Why did my drive fail?
Unless you dropped it, it was probably nothing that you did. Hard drives have a lot of intricate components moving at incredibly high speeds. The fact that they work at all is amazing. You should not be surprised when they fail, it happens to all of them eventually. With luck, they last until you are ready to upgrade. Sometimes accidents or random chance prevent that from happening.
What can I do to prevent it from happening again?
Don’t drop it. That’s about it. Everything else that can kill a drive is outside of your control. So really, what you need to do is always have a backup so that when it does happen again, you don’t lose any data.
What happens to my data once you get it?
It is saved onto a dedicated drive that houses your data in exactly the same way it was on your drive originally. It is then transferred to DVDs or another drive for delivery to you.
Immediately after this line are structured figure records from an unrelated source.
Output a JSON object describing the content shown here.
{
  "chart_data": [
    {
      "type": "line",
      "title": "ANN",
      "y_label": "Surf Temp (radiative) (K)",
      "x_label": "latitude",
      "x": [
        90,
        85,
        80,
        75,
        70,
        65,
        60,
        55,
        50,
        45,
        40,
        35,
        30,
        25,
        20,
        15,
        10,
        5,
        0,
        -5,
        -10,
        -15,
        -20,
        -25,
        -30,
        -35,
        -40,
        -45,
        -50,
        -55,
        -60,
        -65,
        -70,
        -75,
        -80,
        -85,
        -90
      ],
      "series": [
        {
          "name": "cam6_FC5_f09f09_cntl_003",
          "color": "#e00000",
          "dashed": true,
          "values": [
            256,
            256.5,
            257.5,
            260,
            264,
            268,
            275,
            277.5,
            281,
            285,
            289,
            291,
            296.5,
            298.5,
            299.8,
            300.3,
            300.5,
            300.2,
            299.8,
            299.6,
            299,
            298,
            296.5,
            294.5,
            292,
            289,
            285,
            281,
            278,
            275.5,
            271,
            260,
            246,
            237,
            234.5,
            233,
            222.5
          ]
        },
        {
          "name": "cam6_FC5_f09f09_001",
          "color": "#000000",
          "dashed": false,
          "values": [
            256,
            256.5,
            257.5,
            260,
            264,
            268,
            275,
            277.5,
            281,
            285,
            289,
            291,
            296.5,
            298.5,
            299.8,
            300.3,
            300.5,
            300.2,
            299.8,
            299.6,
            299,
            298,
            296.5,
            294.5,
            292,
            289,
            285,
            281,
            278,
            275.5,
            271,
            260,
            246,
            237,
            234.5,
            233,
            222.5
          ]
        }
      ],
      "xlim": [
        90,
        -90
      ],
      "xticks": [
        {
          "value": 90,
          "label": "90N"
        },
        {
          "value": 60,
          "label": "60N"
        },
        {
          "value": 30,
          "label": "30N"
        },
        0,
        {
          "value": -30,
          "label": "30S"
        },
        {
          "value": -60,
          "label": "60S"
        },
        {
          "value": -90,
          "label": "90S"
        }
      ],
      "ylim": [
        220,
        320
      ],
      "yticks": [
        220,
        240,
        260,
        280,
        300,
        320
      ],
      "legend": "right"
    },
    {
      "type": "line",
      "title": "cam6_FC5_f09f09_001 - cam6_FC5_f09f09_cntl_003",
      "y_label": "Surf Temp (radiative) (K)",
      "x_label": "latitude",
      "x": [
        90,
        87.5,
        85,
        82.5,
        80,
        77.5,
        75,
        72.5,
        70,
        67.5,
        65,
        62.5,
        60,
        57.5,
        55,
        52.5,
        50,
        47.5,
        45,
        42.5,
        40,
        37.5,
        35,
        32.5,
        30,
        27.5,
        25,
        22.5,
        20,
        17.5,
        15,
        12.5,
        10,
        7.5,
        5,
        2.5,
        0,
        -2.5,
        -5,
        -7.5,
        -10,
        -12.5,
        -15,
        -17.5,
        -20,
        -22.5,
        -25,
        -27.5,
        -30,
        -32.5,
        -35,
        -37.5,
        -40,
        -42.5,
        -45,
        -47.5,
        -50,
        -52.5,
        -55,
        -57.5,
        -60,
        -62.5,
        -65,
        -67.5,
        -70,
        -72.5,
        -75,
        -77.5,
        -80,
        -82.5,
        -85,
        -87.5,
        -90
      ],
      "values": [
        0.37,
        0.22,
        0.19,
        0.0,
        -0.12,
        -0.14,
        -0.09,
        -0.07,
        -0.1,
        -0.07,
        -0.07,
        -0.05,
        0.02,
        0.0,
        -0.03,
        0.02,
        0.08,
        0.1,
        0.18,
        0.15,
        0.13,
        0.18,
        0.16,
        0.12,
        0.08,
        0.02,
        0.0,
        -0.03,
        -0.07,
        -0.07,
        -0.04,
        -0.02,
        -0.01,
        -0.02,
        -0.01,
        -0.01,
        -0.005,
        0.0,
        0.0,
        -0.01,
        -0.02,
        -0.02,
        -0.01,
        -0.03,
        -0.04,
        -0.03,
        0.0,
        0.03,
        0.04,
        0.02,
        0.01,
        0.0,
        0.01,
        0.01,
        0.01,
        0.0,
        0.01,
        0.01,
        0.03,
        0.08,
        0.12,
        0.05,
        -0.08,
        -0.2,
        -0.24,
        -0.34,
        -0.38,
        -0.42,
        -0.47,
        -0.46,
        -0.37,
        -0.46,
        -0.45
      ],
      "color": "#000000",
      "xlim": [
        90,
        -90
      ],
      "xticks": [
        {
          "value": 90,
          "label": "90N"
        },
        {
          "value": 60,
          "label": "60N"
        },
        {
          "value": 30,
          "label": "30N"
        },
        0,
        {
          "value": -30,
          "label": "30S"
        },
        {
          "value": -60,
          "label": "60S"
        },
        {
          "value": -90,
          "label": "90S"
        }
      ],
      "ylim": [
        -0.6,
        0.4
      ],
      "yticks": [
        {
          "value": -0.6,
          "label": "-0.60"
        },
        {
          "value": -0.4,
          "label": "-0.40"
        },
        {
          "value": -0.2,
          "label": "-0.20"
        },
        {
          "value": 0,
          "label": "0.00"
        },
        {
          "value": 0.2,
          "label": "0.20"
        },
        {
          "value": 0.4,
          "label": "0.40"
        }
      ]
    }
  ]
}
For security purposes; at no point is it kept on a machine that is kept connected to the internet.
How long does this process take?
This largely depends on why the drive failed. Almost all recoveries are done within a week. Some take longer, most take less time.
My local IT shop (or Uncle, or Neighbor’s kid, or sister, or whomever) does stuff with drives. How are you different?
Professional data recovery is incredibly specialized. Without very expensive and dedicated equipment that is purpose-built for recovery, there is just no way of getting the data recovered on complex cases, and no way of doing it without unnecessary risk on simpler cases.